President Donald Trump’s pick for Supreme Court nominee has created a showdown situation between Democrats and Republicans. While the Republicans are trying to push Neil Gorsuch, the Supreme Court nominee, through, even by using the “nuclear option”, Senate Democrats are trying to filibuster to block the vote from going through. If the Democrats succeed, the Republicans plan to override the rule, which is also known as the “nuclear option.”
During the hearing, Democratic Senator Chris Coons of Delaware said he would vote ‘no’ to Gorsuch. Coons explained, “I am not ready to end debate on this issue, so I will be voting against cloture, unless we are able, as a body, to finally sit down and find a way to avoid the nuclear option and ensure the process to fill the next vacancy on the court is not a narrowly partisan process.”
Why are so many democrats opposed to Neil Gorsuch filling Justice Antonin Scalia’s seat?
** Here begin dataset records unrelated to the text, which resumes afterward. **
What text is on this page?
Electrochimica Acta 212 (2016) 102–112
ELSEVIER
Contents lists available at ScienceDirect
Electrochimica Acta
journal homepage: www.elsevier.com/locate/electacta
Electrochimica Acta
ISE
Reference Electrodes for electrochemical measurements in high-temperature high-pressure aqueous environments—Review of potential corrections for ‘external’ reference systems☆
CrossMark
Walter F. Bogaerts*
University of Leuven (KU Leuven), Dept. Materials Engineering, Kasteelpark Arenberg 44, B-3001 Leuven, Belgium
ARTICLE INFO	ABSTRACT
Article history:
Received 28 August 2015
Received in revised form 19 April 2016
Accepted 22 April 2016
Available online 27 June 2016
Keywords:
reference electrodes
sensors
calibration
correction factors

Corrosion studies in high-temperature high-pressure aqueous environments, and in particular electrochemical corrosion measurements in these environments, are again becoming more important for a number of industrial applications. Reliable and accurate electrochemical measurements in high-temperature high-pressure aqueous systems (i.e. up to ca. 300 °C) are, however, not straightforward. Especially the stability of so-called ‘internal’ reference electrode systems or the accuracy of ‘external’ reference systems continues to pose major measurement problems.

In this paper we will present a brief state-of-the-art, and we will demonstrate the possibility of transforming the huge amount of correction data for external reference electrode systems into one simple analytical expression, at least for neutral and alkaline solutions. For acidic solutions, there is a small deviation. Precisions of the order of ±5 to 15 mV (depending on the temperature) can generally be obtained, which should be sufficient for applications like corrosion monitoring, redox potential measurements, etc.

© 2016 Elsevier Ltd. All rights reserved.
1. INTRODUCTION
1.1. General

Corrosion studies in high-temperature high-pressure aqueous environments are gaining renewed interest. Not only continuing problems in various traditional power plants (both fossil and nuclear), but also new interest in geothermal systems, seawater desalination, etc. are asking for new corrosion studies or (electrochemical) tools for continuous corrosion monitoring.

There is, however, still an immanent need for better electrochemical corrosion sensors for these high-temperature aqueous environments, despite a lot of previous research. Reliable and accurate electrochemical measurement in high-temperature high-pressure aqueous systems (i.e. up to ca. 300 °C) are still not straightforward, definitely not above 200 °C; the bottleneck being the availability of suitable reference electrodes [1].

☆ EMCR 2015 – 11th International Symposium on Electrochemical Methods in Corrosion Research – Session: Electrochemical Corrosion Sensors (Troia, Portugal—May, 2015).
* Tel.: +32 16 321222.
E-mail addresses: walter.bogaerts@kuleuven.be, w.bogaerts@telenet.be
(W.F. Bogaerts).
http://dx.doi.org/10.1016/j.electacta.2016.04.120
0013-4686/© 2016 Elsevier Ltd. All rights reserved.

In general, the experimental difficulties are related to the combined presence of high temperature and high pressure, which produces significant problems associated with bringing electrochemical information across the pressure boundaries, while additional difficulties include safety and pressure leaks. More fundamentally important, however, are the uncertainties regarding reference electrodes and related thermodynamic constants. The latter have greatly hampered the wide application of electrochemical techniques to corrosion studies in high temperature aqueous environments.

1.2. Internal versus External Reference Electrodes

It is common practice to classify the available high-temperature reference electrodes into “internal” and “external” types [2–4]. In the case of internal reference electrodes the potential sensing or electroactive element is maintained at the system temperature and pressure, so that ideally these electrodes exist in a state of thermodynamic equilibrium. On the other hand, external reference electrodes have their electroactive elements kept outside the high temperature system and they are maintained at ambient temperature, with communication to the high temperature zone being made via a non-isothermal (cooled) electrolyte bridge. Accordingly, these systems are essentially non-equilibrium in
Many democrats do not like Gorsuch’s stance on most issues. Dylan Matthews, a writer at Vox, says he is “a down-the-line conservative who often sides with corporations and Christian groups in contentious cases. While he has taken no public position on the Roe v. Wade decision protecting abortion rights, his writings seem to indicate he’d sympathize with the pro-life cause.”
Senator Dianne Feinstein, D-Calif, said she would not support the nominee. During the hearing, Feinstein exposed a case in which Gorsuch sided with a school district that denied services to a child with autism. Like other Democrats, Feinstein did not like that Gorsuch was not clear about some of his views. For example, he did not say whether or not he agreed with the Supreme Court’s ruling in Brown v. Board of Education, “the landmark case that made school segregation illegal.” Feinstein told the committee, “Unfortunately, based on Judge Gorsuch’s record at the Department of Justice, his tenure on the bench, his appearance before the Senate and his written questions for the record, I cannot support this nominee.”
Right now, Republicans hold the majority in the Senate and could push Gorsuch through. However, the rule stands that 60 votes are needed to take a vote and Republicans currently only have 52.